For an intimate environment and Michelin-starred meals, book a table at Stark in Broadstairs. Owned and run by husband and wife team Ben and Sophie Crittenden, the 12-table restaurant offers delicious seasonal tasting menus. Who doesn’t feel like pickled eggs, pork pies and sausage rolls? You’ll find traditional pub snacks with real ales at Britain’s smallest brewpub, the award-winning Four Candles. Back to seafood though – sample award-winning dishes at Tartar Frigate just steps from the beach.
Located on Ramsgate High Street, Shakey Shakey Fish Bar is a popular choice for the obligatory fish and chips. Cosy up with views of Ramsgate Harbour in the rustic dining room of La Magnolia, where Neapolitan recipes and products sourced from Italy ensure your pasta is as authentic as it comes in Kent. When you don’t want to leave the beach, head to the stunning Royal Victoria Pavilion for a meal at Wetherspoons.
Hop around the seaside ice cream parlours of Margate, Broadstairs and Ramsgate before or after settling in at atmospheric restaurants
Known for its native oysters since Roman times, Whitstable pays homage to its famous catch each year with the annual Whitstable Oyster Festival. It’s a modern revival of an ancient holy fiesta when fishermen and dredgers held ceremonies of thanksgiving for successful harvests. Now, oysters are blessed and presented to the Lord Mayor before being distributed to the town’s restaurants – and that’s where you’ll get to try them!

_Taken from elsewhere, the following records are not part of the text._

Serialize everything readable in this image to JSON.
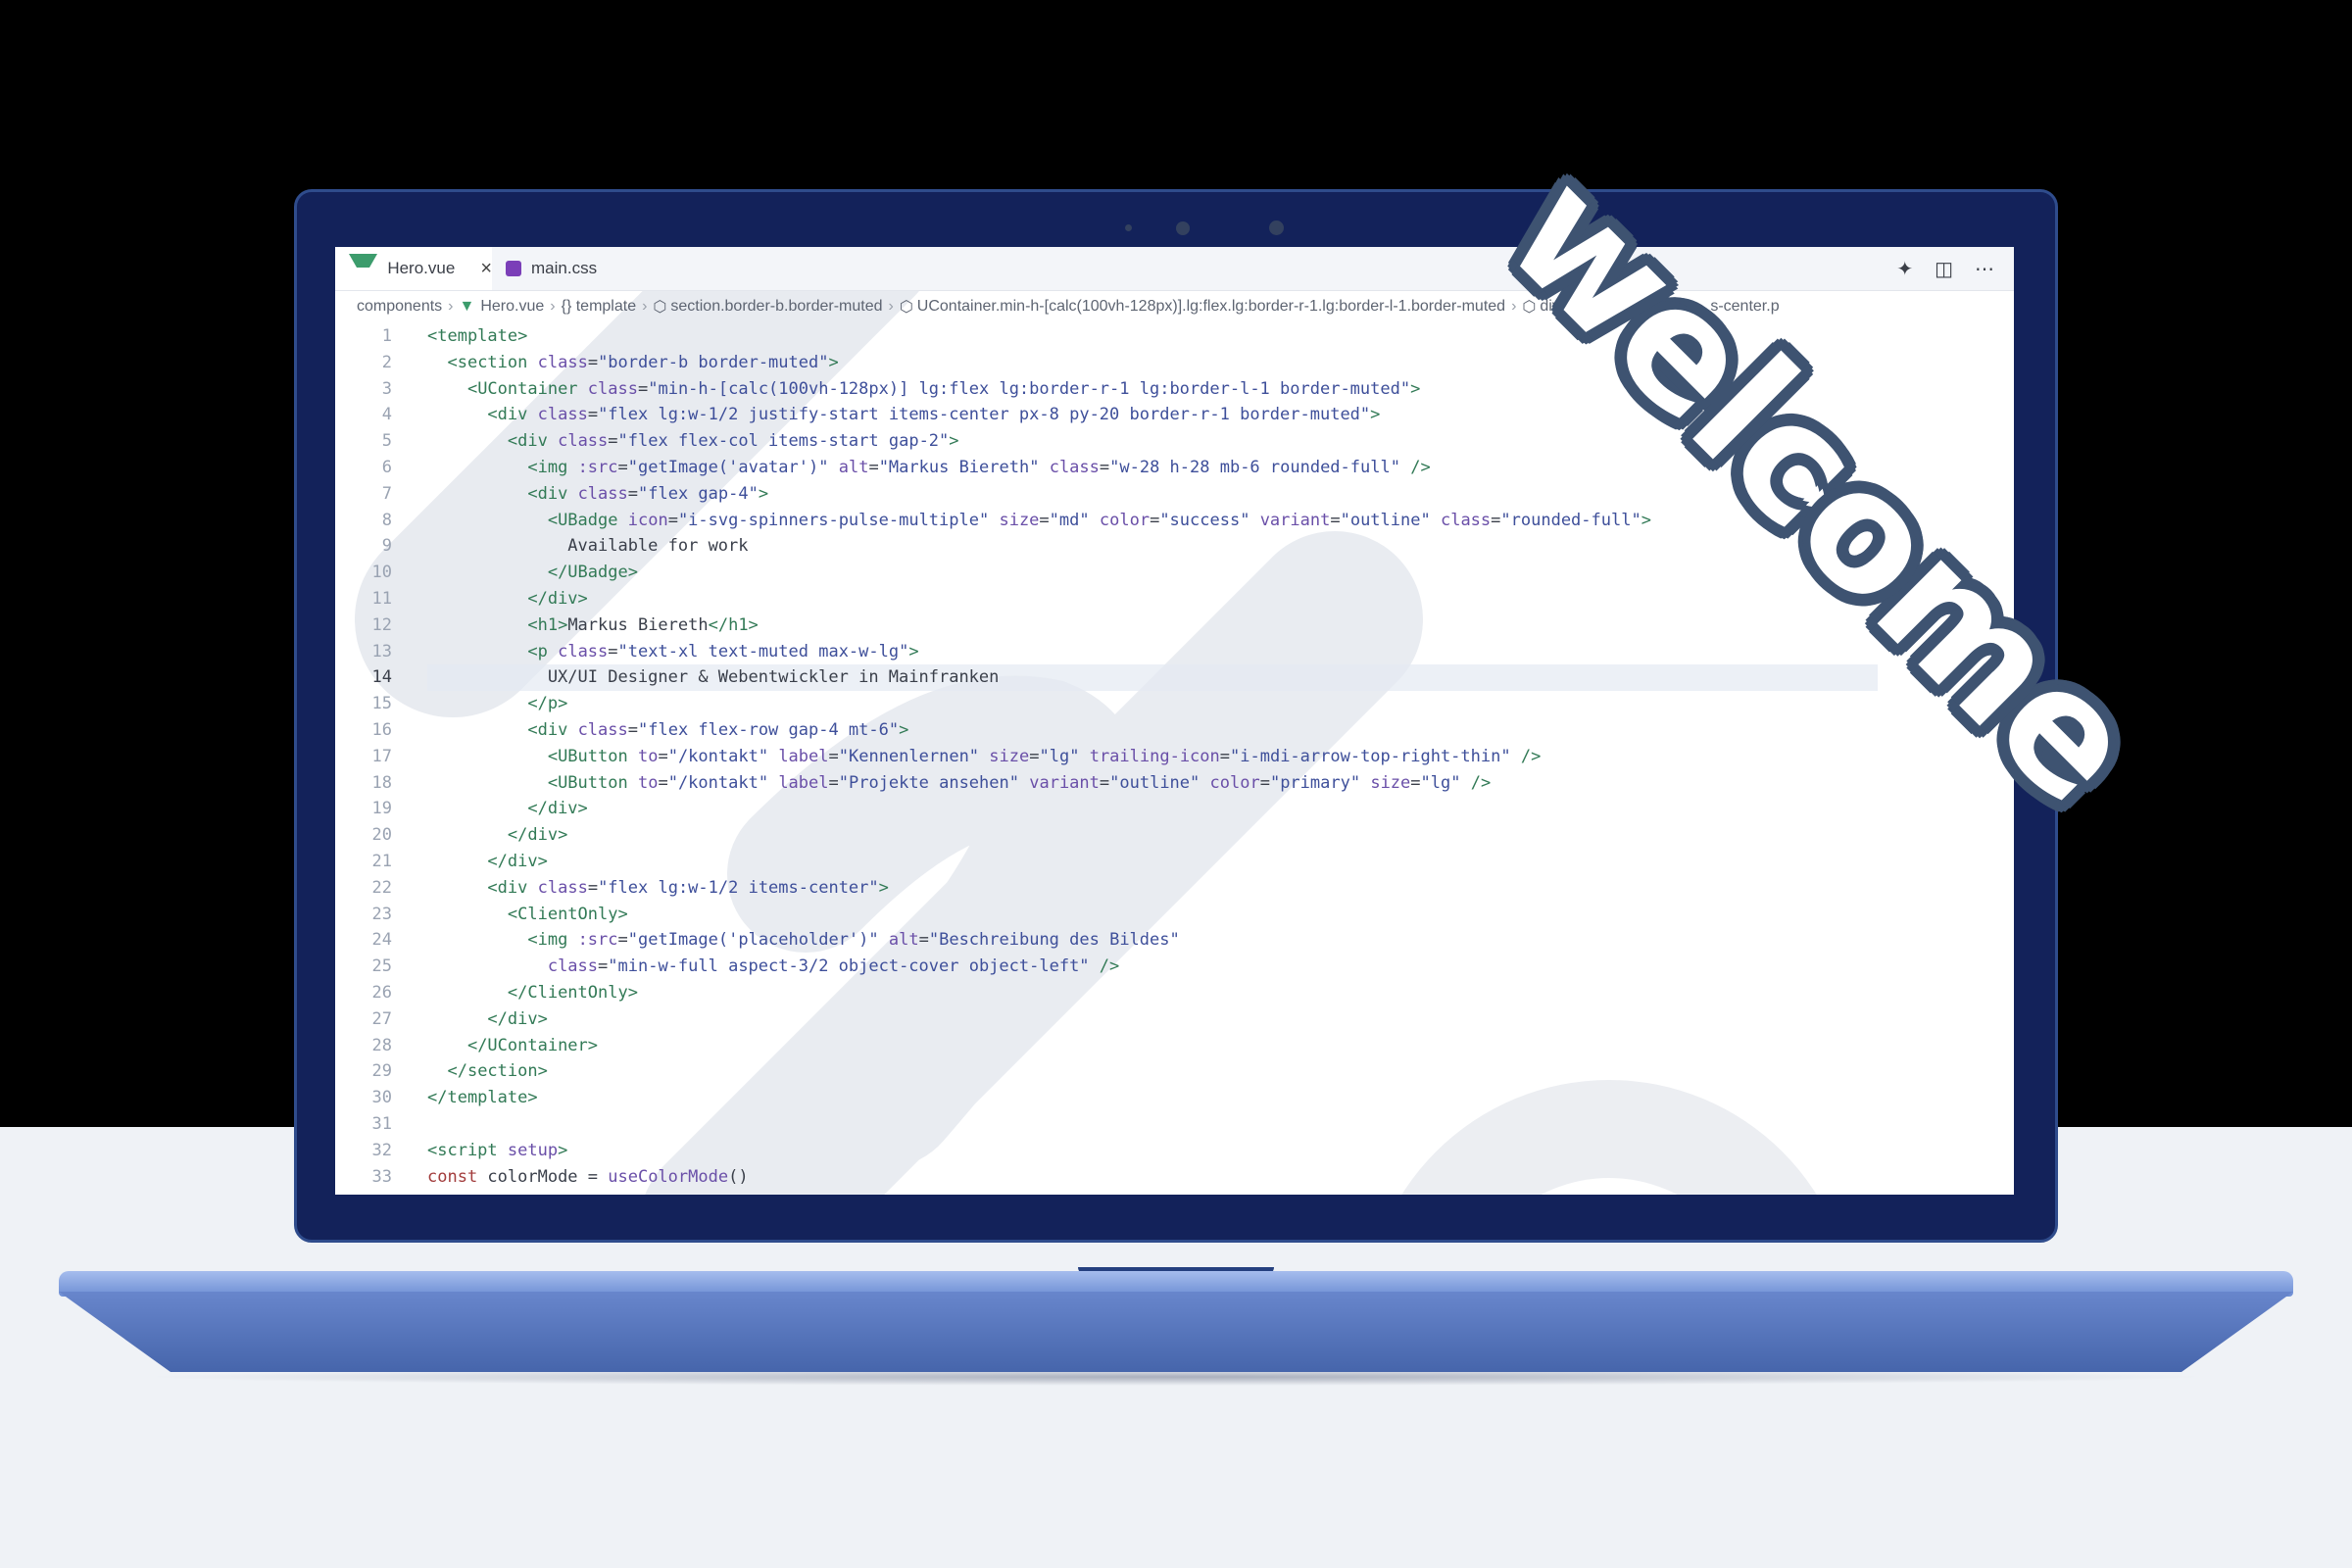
{
  "editor": {
    "tabs": [
      {
        "label": "Hero.vue",
        "icon": "vue-file-icon",
        "active": true
      },
      {
        "label": "main.css",
        "icon": "css-file-icon",
        "active": false
      }
    ],
    "toolbar_icons": [
      "sparkle-icon",
      "split-editor-icon",
      "more-icon"
    ],
    "breadcrumbs": [
      "components",
      "Hero.vue",
      "{} template",
      "section.border-b.border-muted",
      "UContainer.min-h-[calc(100vh-128px)].lg:flex.lg:border-r-1.lg:border-l-1.border-muted",
      "div.flex.lg:w...",
      "s-center.p"
    ],
    "current_line": 14,
    "lines": [
      {
        "n": "1",
        "tokens": [
          [
            "t",
            "<template>"
          ]
        ]
      },
      {
        "n": "2",
        "tokens": [
          [
            "p",
            "  "
          ],
          [
            "t",
            "<section"
          ],
          [
            "p",
            " "
          ],
          [
            "a",
            "class"
          ],
          [
            "p",
            "="
          ],
          [
            "s",
            "\"border-b border-muted\""
          ],
          [
            "t",
            ">"
          ]
        ]
      },
      {
        "n": "3",
        "tokens": [
          [
            "p",
            "    "
          ],
          [
            "t",
            "<UContainer"
          ],
          [
            "p",
            " "
          ],
          [
            "a",
            "class"
          ],
          [
            "p",
            "="
          ],
          [
            "s",
            "\"min-h-[calc(100vh-128px)] lg:flex lg:border-r-1 lg:border-l-1 border-muted\""
          ],
          [
            "t",
            ">"
          ]
        ]
      },
      {
        "n": "4",
        "tokens": [
          [
            "p",
            "      "
          ],
          [
            "t",
            "<div"
          ],
          [
            "p",
            " "
          ],
          [
            "a",
            "class"
          ],
          [
            "p",
            "="
          ],
          [
            "s",
            "\"flex lg:w-1/2 justify-start items-center px-8 py-20 border-r-1 border-muted\""
          ],
          [
            "t",
            ">"
          ]
        ]
      },
      {
        "n": "5",
        "tokens": [
          [
            "p",
            "        "
          ],
          [
            "t",
            "<div"
          ],
          [
            "p",
            " "
          ],
          [
            "a",
            "class"
          ],
          [
            "p",
            "="
          ],
          [
            "s",
            "\"flex flex-col items-start gap-2\""
          ],
          [
            "t",
            ">"
          ]
        ]
      },
      {
        "n": "6",
        "tokens": [
          [
            "p",
            "          "
          ],
          [
            "t",
            "<img"
          ],
          [
            "p",
            " "
          ],
          [
            "a",
            ":src"
          ],
          [
            "p",
            "="
          ],
          [
            "s",
            "\"getImage('avatar')\""
          ],
          [
            "p",
            " "
          ],
          [
            "a",
            "alt"
          ],
          [
            "p",
            "="
          ],
          [
            "s",
            "\"Markus Biereth\""
          ],
          [
            "p",
            " "
          ],
          [
            "a",
            "class"
          ],
          [
            "p",
            "="
          ],
          [
            "s",
            "\"w-28 h-28 mb-6 rounded-full\""
          ],
          [
            "p",
            " "
          ],
          [
            "t",
            "/>"
          ]
        ]
      },
      {
        "n": "7",
        "tokens": [
          [
            "p",
            "          "
          ],
          [
            "t",
            "<div"
          ],
          [
            "p",
            " "
          ],
          [
            "a",
            "class"
          ],
          [
            "p",
            "="
          ],
          [
            "s",
            "\"flex gap-4\""
          ],
          [
            "t",
            ">"
          ]
        ]
      },
      {
        "n": "8",
        "tokens": [
          [
            "p",
            "            "
          ],
          [
            "t",
            "<UBadge"
          ],
          [
            "p",
            " "
          ],
          [
            "a",
            "icon"
          ],
          [
            "p",
            "="
          ],
          [
            "s",
            "\"i-svg-spinners-pulse-multiple\""
          ],
          [
            "p",
            " "
          ],
          [
            "a",
            "size"
          ],
          [
            "p",
            "="
          ],
          [
            "s",
            "\"md\""
          ],
          [
            "p",
            " "
          ],
          [
            "a",
            "color"
          ],
          [
            "p",
            "="
          ],
          [
            "s",
            "\"success\""
          ],
          [
            "p",
            " "
          ],
          [
            "a",
            "variant"
          ],
          [
            "p",
            "="
          ],
          [
            "s",
            "\"outline\""
          ],
          [
            "p",
            " "
          ],
          [
            "a",
            "class"
          ],
          [
            "p",
            "="
          ],
          [
            "s",
            "\"rounded-full\""
          ],
          [
            "t",
            ">"
          ]
        ]
      },
      {
        "n": "9",
        "tokens": [
          [
            "p",
            "              Available for work"
          ]
        ]
      },
      {
        "n": "10",
        "tokens": [
          [
            "p",
            "            "
          ],
          [
            "t",
            "</UBadge>"
          ]
        ]
      },
      {
        "n": "11",
        "tokens": [
          [
            "p",
            "          "
          ],
          [
            "t",
            "</div>"
          ]
        ]
      },
      {
        "n": "12",
        "tokens": [
          [
            "p",
            "          "
          ],
          [
            "t",
            "<h1>"
          ],
          [
            "p",
            "Markus Biereth"
          ],
          [
            "t",
            "</h1>"
          ]
        ]
      },
      {
        "n": "13",
        "tokens": [
          [
            "p",
            "          "
          ],
          [
            "t",
            "<p"
          ],
          [
            "p",
            " "
          ],
          [
            "a",
            "class"
          ],
          [
            "p",
            "="
          ],
          [
            "s",
            "\"text-xl text-muted max-w-lg\""
          ],
          [
            "t",
            ">"
          ]
        ]
      },
      {
        "n": "14",
        "tokens": [
          [
            "p",
            "            UX/UI Designer & Webentwickler in Mainfranken"
          ]
        ]
      },
      {
        "n": "15",
        "tokens": [
          [
            "p",
            "          "
          ],
          [
            "t",
            "</p>"
          ]
        ]
      },
      {
        "n": "16",
        "tokens": [
          [
            "p",
            "          "
          ],
          [
            "t",
            "<div"
          ],
          [
            "p",
            " "
          ],
          [
            "a",
            "class"
          ],
          [
            "p",
            "="
          ],
          [
            "s",
            "\"flex flex-row gap-4 mt-6\""
          ],
          [
            "t",
            ">"
          ]
        ]
      },
      {
        "n": "17",
        "tokens": [
          [
            "p",
            "            "
          ],
          [
            "t",
            "<UButton"
          ],
          [
            "p",
            " "
          ],
          [
            "a",
            "to"
          ],
          [
            "p",
            "="
          ],
          [
            "s",
            "\"/kontakt\""
          ],
          [
            "p",
            " "
          ],
          [
            "a",
            "label"
          ],
          [
            "p",
            "="
          ],
          [
            "s",
            "\"Kennenlernen\""
          ],
          [
            "p",
            " "
          ],
          [
            "a",
            "size"
          ],
          [
            "p",
            "="
          ],
          [
            "s",
            "\"lg\""
          ],
          [
            "p",
            " "
          ],
          [
            "a",
            "trailing-icon"
          ],
          [
            "p",
            "="
          ],
          [
            "s",
            "\"i-mdi-arrow-top-right-thin\""
          ],
          [
            "p",
            " "
          ],
          [
            "t",
            "/>"
          ]
        ]
      },
      {
        "n": "18",
        "tokens": [
          [
            "p",
            "            "
          ],
          [
            "t",
            "<UButton"
          ],
          [
            "p",
            " "
          ],
          [
            "a",
            "to"
          ],
          [
            "p",
            "="
          ],
          [
            "s",
            "\"/kontakt\""
          ],
          [
            "p",
            " "
          ],
          [
            "a",
            "label"
          ],
          [
            "p",
            "="
          ],
          [
            "s",
            "\"Projekte ansehen\""
          ],
          [
            "p",
            " "
          ],
          [
            "a",
            "variant"
          ],
          [
            "p",
            "="
          ],
          [
            "s",
            "\"outline\""
          ],
          [
            "p",
            " "
          ],
          [
            "a",
            "color"
          ],
          [
            "p",
            "="
          ],
          [
            "s",
            "\"primary\""
          ],
          [
            "p",
            " "
          ],
          [
            "a",
            "size"
          ],
          [
            "p",
            "="
          ],
          [
            "s",
            "\"lg\""
          ],
          [
            "p",
            " "
          ],
          [
            "t",
            "/>"
          ]
        ]
      },
      {
        "n": "19",
        "tokens": [
          [
            "p",
            "          "
          ],
          [
            "t",
            "</div>"
          ]
        ]
      },
      {
        "n": "20",
        "tokens": [
          [
            "p",
            "        "
          ],
          [
            "t",
            "</div>"
          ]
        ]
      },
      {
        "n": "21",
        "tokens": [
          [
            "p",
            "      "
          ],
          [
            "t",
            "</div>"
          ]
        ]
      },
      {
        "n": "22",
        "tokens": [
          [
            "p",
            "      "
          ],
          [
            "t",
            "<div"
          ],
          [
            "p",
            " "
          ],
          [
            "a",
            "class"
          ],
          [
            "p",
            "="
          ],
          [
            "s",
            "\"flex lg:w-1/2 items-center\""
          ],
          [
            "t",
            ">"
          ]
        ]
      },
      {
        "n": "23",
        "tokens": [
          [
            "p",
            "        "
          ],
          [
            "t",
            "<ClientOnly>"
          ]
        ]
      },
      {
        "n": "24",
        "tokens": [
          [
            "p",
            "          "
          ],
          [
            "t",
            "<img"
          ],
          [
            "p",
            " "
          ],
          [
            "a",
            ":src"
          ],
          [
            "p",
            "="
          ],
          [
            "s",
            "\"getImage('placeholder')\""
          ],
          [
            "p",
            " "
          ],
          [
            "a",
            "alt"
          ],
          [
            "p",
            "="
          ],
          [
            "s",
            "\"Beschreibung des Bildes\""
          ]
        ]
      },
      {
        "n": "25",
        "tokens": [
          [
            "p",
            "            "
          ],
          [
            "a",
            "class"
          ],
          [
            "p",
            "="
          ],
          [
            "s",
            "\"min-w-full aspect-3/2 object-cover object-left\""
          ],
          [
            "p",
            " "
          ],
          [
            "t",
            "/>"
          ]
        ]
      },
      {
        "n": "26",
        "tokens": [
          [
            "p",
            "        "
          ],
          [
            "t",
            "</ClientOnly>"
          ]
        ]
      },
      {
        "n": "27",
        "tokens": [
          [
            "p",
            "      "
          ],
          [
            "t",
            "</div>"
          ]
        ]
      },
      {
        "n": "28",
        "tokens": [
          [
            "p",
            "    "
          ],
          [
            "t",
            "</UContainer>"
          ]
        ]
      },
      {
        "n": "29",
        "tokens": [
          [
            "p",
            "  "
          ],
          [
            "t",
            "</section>"
          ]
        ]
      },
      {
        "n": "30",
        "tokens": [
          [
            "t",
            "</template>"
          ]
        ]
      },
      {
        "n": "31",
        "tokens": []
      },
      {
        "n": "32",
        "tokens": [
          [
            "t",
            "<script"
          ],
          [
            "p",
            " "
          ],
          [
            "a",
            "setup"
          ],
          [
            "t",
            ">"
          ]
        ]
      },
      {
        "n": "33",
        "tokens": [
          [
            "k",
            "const"
          ],
          [
            "p",
            " colorMode = "
          ],
          [
            "f",
            "useColorMode"
          ],
          [
            "p",
            "()"
          ]
        ]
      }
    ]
  },
  "sticker": {
    "text": "welcome",
    "fill": "#ffffff",
    "outline": "#3e5371"
  },
  "colors": {
    "laptop_bezel": "#13225a",
    "laptop_base": "#5f7fc6",
    "floor": "#eff2f6",
    "backdrop": "#000000"
  }
}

Start at the Whitstable Oyster Company to try the stars of the show topped with garlic and butter. Wheelers Oyster Bar is the oldest restaurant in town, founded in 1856 by Master Mariner Richard Leggy Wheeler. You’ll savour local lobster, sea bass and native oysters with organic produce from the restaurant’s own garden.
The Michelin-starred Sportsman gastropub serves food that’s famous around the world. Framed by the Thames Estuary and marshland, the restaurant’s fresh, local produce enhances creative menus by self-taught chef Stephen Harris. More farm-to-table goodness awaits at Samphire, with produce crafted into tantalising dishes like Whitstable Gin Cured Salmon.

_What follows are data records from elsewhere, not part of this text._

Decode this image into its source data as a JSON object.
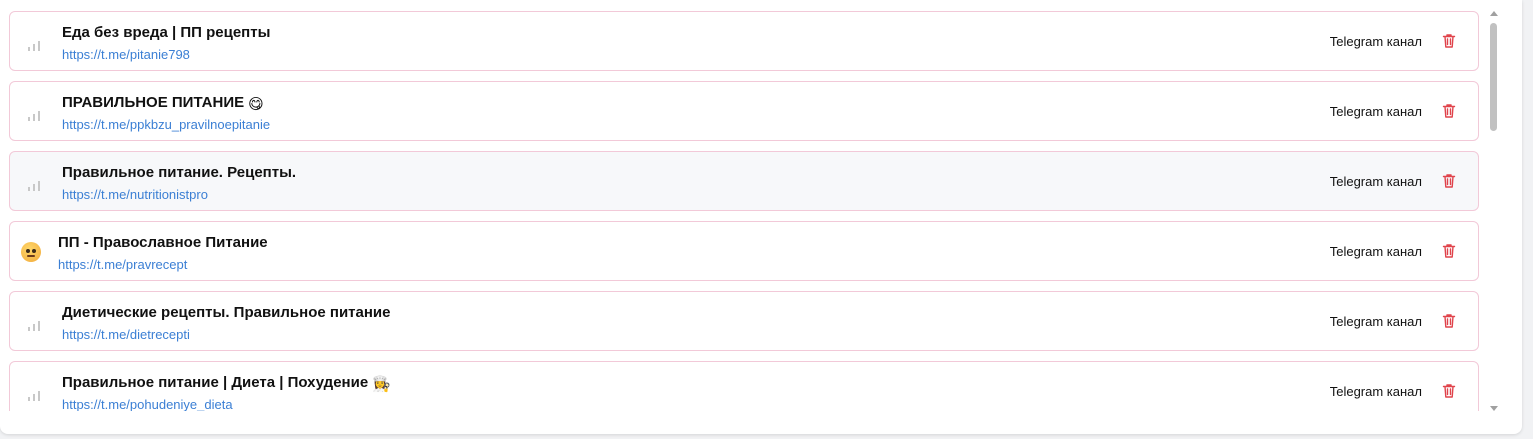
{
  "channels": [
    {
      "title": "Еда без вреда | ПП рецепты",
      "title_emoji": "",
      "link": "https://t.me/pitanie798",
      "type": "Telegram канал",
      "avatar": "signal-icon"
    },
    {
      "title": "ПРАВИЛЬНОЕ ПИТАНИЕ",
      "title_emoji": "😋",
      "link": "https://t.me/ppkbzu_pravilnoepitanie",
      "type": "Telegram канал",
      "avatar": "signal-icon"
    },
    {
      "title": "Правильное питание. Рецепты.",
      "title_emoji": "",
      "link": "https://t.me/nutritionistpro",
      "type": "Telegram канал",
      "avatar": "signal-icon"
    },
    {
      "title": "ПП - Православное Питание",
      "title_emoji": "",
      "link": "https://t.me/pravrecept",
      "type": "Telegram канал",
      "avatar": "face-emoji-icon"
    },
    {
      "title": "Диетические рецепты. Правильное питание",
      "title_emoji": "",
      "link": "https://t.me/dietrecepti",
      "type": "Telegram канал",
      "avatar": "signal-icon"
    },
    {
      "title": "Правильное питание | Диета | Похудение",
      "title_emoji": "👩‍🍳",
      "link": "https://t.me/pohudeniye_dieta",
      "type": "Telegram канал",
      "avatar": "signal-icon"
    }
  ],
  "colors": {
    "row_border": "#f2c9d8",
    "link": "#3b7fd4",
    "delete": "#e0434b",
    "hover_row": "#f7f8fa"
  }
}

Local produce enhances creative menus by self-taught chef Stephen Harris. More farm-to-table goodness awaits at Samphire
It’s hard to beat the holiday vibes of seafood and cocktails by the ocean, and that’s what you’ll get at Rocksalt. A leader on Folkestone’s dining scene, the restaurant features a sun-soaked terrace and seasonal menus. If you love it, head to the sister venues of Pilot Beach Bar and Little Rock. For classy comfort food, the team at the Smokehouse make their own batter, mush their own peas and fry chips in beef dripping.

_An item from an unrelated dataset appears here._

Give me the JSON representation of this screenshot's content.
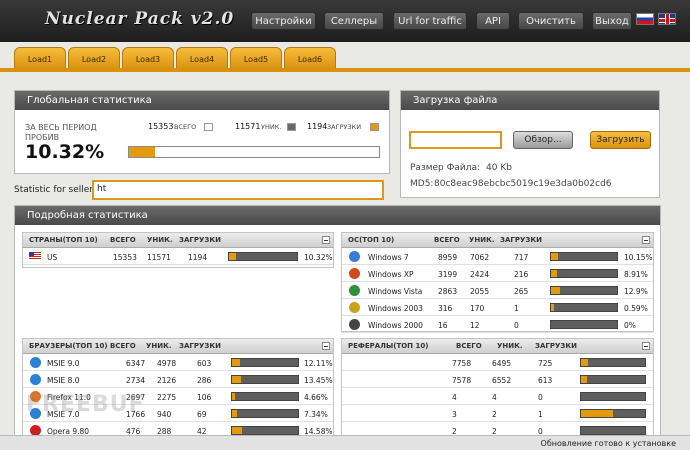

Along with seafood, Folkestone is a hub for international treats. Pretend you’re in Basque Country at Pickup Pintxos, with small bites of tapas heaven served from a restaurant decorated in burnt orange and blue. There’s almost nothing trendier than global street food and the Goods Yard at Harbour Arm offers everything from wood-fired pizza to tacos and meze plates.
If you can’t quite decide what you feel like, take your taste buds to the Rendezvous Street area. Tin & Tap Rooms serve brioche buns with seasoned fries and house chip dip. Sit outside at the Lucky Chip for a burger and order your favourite gastropub meals at The Pullman. Coined as ‘feel good food with an Asian twist’, Market Square satisfies with fresh juices and prawn ramen bowls.